My excuse is that I was returning from a year at a Midwestern college, where I had had to explain on an almost daily basis that East Berlin wasn't in Russia, that England was attached to Scotland but not to Ireland and that none of them were attached to the rest of Europe, that England consisted of more than foggy-London-plus-a-few-quaint-villages and other strange ideas. People would actually ARGUE these points with me as if I didn't even know where I came from!
I had an American visit a few years back. Before he turned up he asked if the water was safe to drink and could he buy batteries for his little radio. Despite being amazed that you could buy tourist guides to Cuba he didn't realise that it was just off the coast of Florida (I think he thought it was mid-Atlantic).
Lots of fun!
-Bouwel-
I used to drive a mini-bus for an airport service and one day I had but one passenger to bring home, an American in a silly suit with too many bags.
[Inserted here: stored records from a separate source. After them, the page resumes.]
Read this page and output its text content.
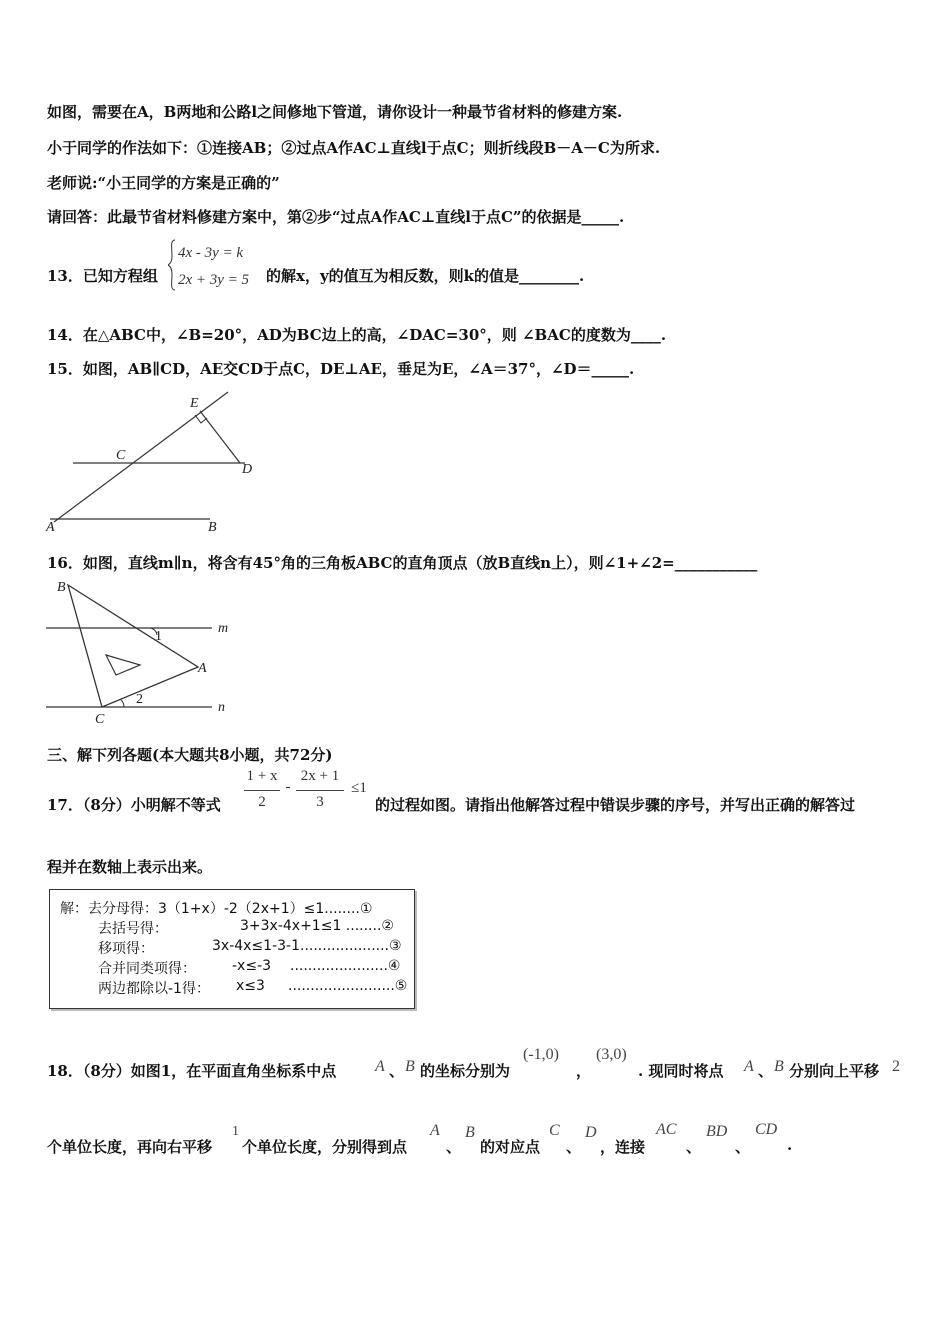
如图，需要在A，B两地和公路l之间修地下管道，请你设计一种最节省材料的修建方案.
小于同学的作法如下：①连接AB；②过点A作AC⊥直线l于点C；则折线段B－A－C为所求.
老师说:“小王同学的方案是正确的”
请回答：此最节省材料修建方案中，第②步“过点A作AC⊥直线l于点C”的依据是_____.
13．已知方程组
4x - 3y = k
2x + 3y = 5 的解x，y的值互为相反数，则k的值是________.
14．在△ABC中，∠B=20°，AD为BC边上的高，∠DAC=30°，则 ∠BAC的度数为____.
15．如图，AB∥CD，AE交CD于点C，DE⊥AE，垂足为E，∠A＝37°，∠D＝_____.
E
C
D
A	B
16．如图，直线m∥n，将含有45°角的三角板ABC的直角顶点（放B直线n上），则∠1+∠2=___________
B
A
C
m
n
1
2
三、解下列各题(本大题共8小题，共72分)
17．（8分）小明解不等式
1 + x
2
-
2x + 1
3
≤1
的过程如图。请指出他解答过程中错误步骤的序号，并写出正确的解答过
程并在数轴上表示出来。
解：去分母得：3（1+x）-2（2x+1）≤1........①
去括号得：	3+3x-4x+1≤1 ........②
移项得：	3x-4x≤1-3-1....................③
合并同类项得：	-x≤-3 ......................④
两边都除以-1得： x≤3 ........................⑤
18．（8分）如图1，在平面直角坐标系中点 A 、 B 的坐标分别为
(-1,0)
，
(3,0)
. 现同时将点 A 、 B 分别向上平移 2
个单位长度，再向右平移
1
个单位长度，分别得到点
A
、
B
的对应点
C
、
D
，连接
AC
、
BD
、
CD
.
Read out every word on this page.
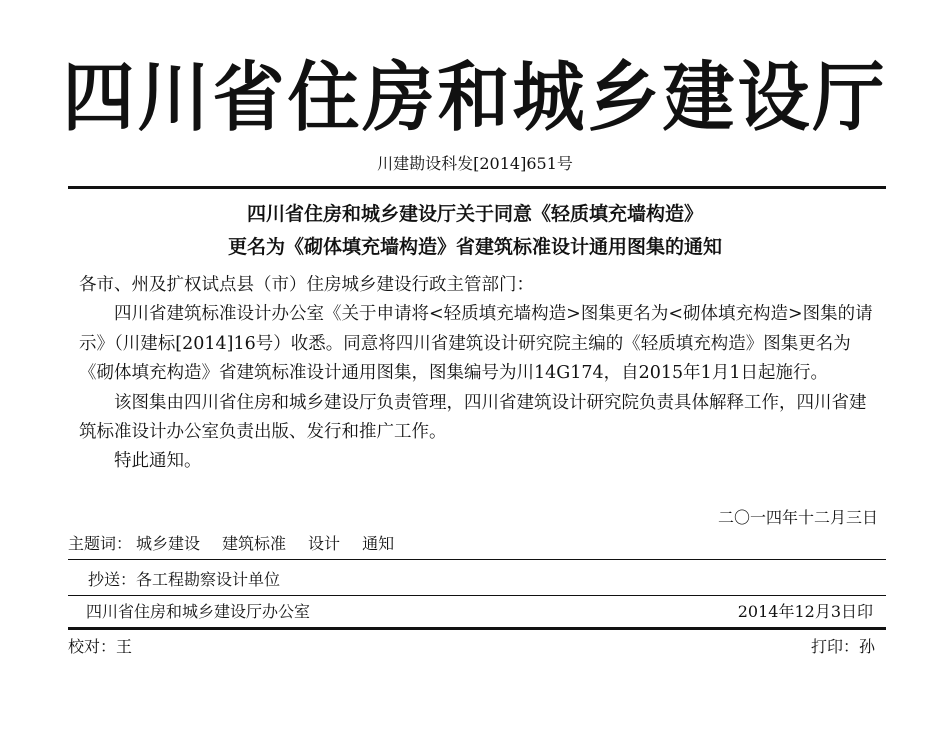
四川省住房和城乡建设厅
川建勘设科发[2014]651号
四川省住房和城乡建设厅关于同意《轻质填充墙构造》
更名为《砌体填充墙构造》省建筑标准设计通用图集的通知

各市、州及扩权试点县（市）住房城乡建设行政主管部门：

四川省建筑标准设计办公室《关于申请将<轻质填充墙构造>图集更名为<砌体填充构造>图集的请示》（川建标[2014]16号）收悉。同意将四川省建筑设计研究院主编的《轻质填充构造》图集更名为《砌体填充构造》省建筑标准设计通用图集，图集编号为川14G174，自2015年1月1日起施行。

该图集由四川省住房和城乡建设厅负责管理，四川省建筑设计研究院负责具体解释工作，四川省建筑标准设计办公室负责出版、发行和推广工作。

特此通知。

二〇一四年十二月三日
主题词： 城乡建设 建筑标准 设计 通知
抄送：各工程勘察设计单位
四川省住房和城乡建设厅办公室	2014年12月3日印
校对：王	打印：孙
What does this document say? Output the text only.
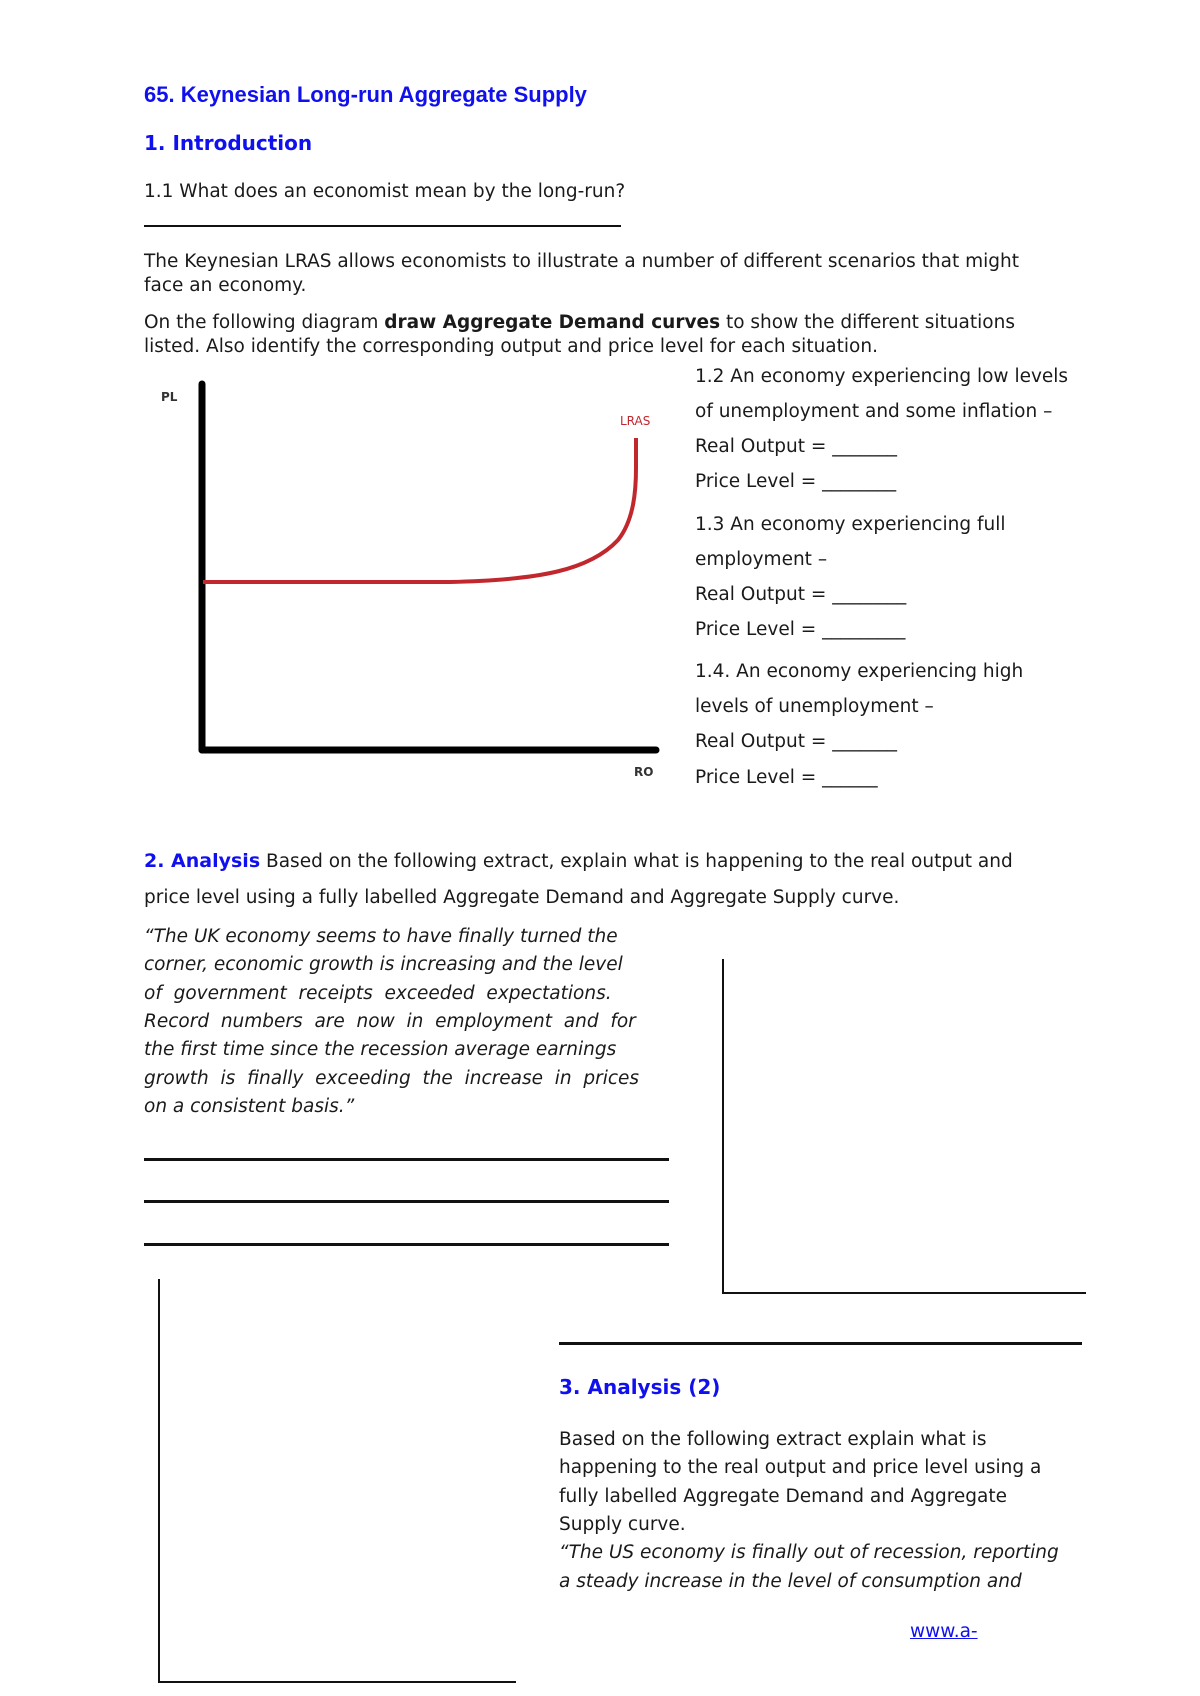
65. Keynesian Long-run Aggregate Supply
1. Introduction
1.1 What does an economist mean by the long-run?
The Keynesian LRAS allows economists to illustrate a number of different scenarios that might
face an economy.
On the following diagram draw Aggregate Demand curves to show the different situations
listed. Also identify the corresponding output and price level for each situation.
PL
LRAS
RO
1.2 An economy experiencing low levels
of unemployment and some inflation –
Real Output = _______
Price Level = ________
1.3 An economy experiencing full
employment –
Real Output = ________
Price Level = _________
1.4. An economy experiencing high
levels of unemployment –
Real Output = _______
Price Level = ______
2. Analysis Based on the following extract, explain what is happening to the real output and
price level using a fully labelled Aggregate Demand and Aggregate Supply curve.
“The UK economy seems to have finally turned the
corner, economic growth is increasing and the level
of  government  receipts  exceeded  expectations.
Record  numbers  are  now  in  employment  and  for
the first time since the recession average earnings
growth  is  finally  exceeding  the  increase  in  prices
on a consistent basis.”
3. Analysis (2)
Based on the following extract explain what is
happening to the real output and price level using a
fully labelled Aggregate Demand and Aggregate
Supply curve.
“The US economy is finally out of recession, reporting
a steady increase in the level of consumption and
www.a-
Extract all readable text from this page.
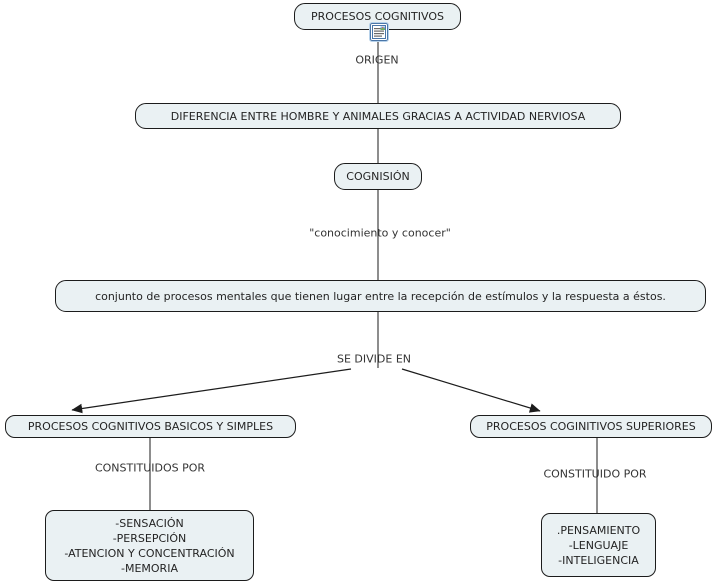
PROCESOS COGNITIVOS
ORIGEN
DIFERENCIA ENTRE HOMBRE Y ANIMALES GRACIAS A ACTIVIDAD NERVIOSA
COGNISIÓN
"conocimiento y conocer"
conjunto de procesos mentales que tienen lugar entre la recepción de estímulos y la respuesta a éstos.
SE DIVIDE EN
PROCESOS COGNITIVOS BASICOS Y SIMPLES	PROCESOS COGINITIVOS SUPERIORES
CONSTITUIDOS POR	CONSTITUIDO POR
-SENSACIÓN
-PERSEPCIÓN
-ATENCION Y CONCENTRACIÓN
-MEMORIA
.PENSAMIENTO
-LENGUAJE
-INTELIGENCIA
He was my only passenger.
It was around 5am on a lovely summer morning as I eased the Transit onto the motorway. The skies were clear and the sun was just risen, clean and fresh in the sky. There was nothing else on the motorway and we must've been traveling for a good couple of minutes before seeing another vehicle, which turned out to be a lorry in a rush. The lorry thundered past, as lorries were wont to do in the days before speed limiters, and the American in the silly suit screamed and grabbed my shoulders. Thinking he was having a heart attack, I slowed and looked for the nearest Hard Shoulder SOS phone.
"What's wrong?" I asked.
"That crazy guy just overtook you on the inside!" he wailed.
"This isn't like America, you know," I said, "We don't HAVE to drive on the right if we don't want to. It's all down to personal choice."
"Ah," he said, relaxing somewhat, "I understand."
During the journey home I watched his face in the mirror as it ever so slowly changed from a contented grin to a thunderous scowl as the foolishness of my explanation dawned on him.
He didn't leave a tip.
A White fiver? Isn't that's what GRennie keeps trying to buy beer with?
Quote from: vzzbux on 05 August, 2009, 08:53:02 PM
And it will all change again if Labour get their way with the Euro.
V
MandelSlime is trying to push that one through but i dont think it will happen myself as from what i have heard certain forces within the establishment wont let it happen.
Bloody ridiculous currency - can't think why we kept it so long. Now, seeing as we were SO brave on the day of decimalisation let's go the next step - let's go metric. We've only been teaching it in schools since the 50s. Grasp the nettle, Britons!
GRASP IT!
Otherwise the Rebellion's struggle will have been for nothing if Vader's system is allowed to endure.
Quote from: mikegloady on 06 August, 2009, 07:34:11 PM
Bloody ridiculous currency - can't think why we kept it so long.
Because 12 has more factors than 10 so there are more logical sub-divisions.
We should think ourselves lucky, the rupee used to be base 16.
Base 16? Ker-ist!
Surely the only subdivision we really need is 100? Pounds and pence, that's the way!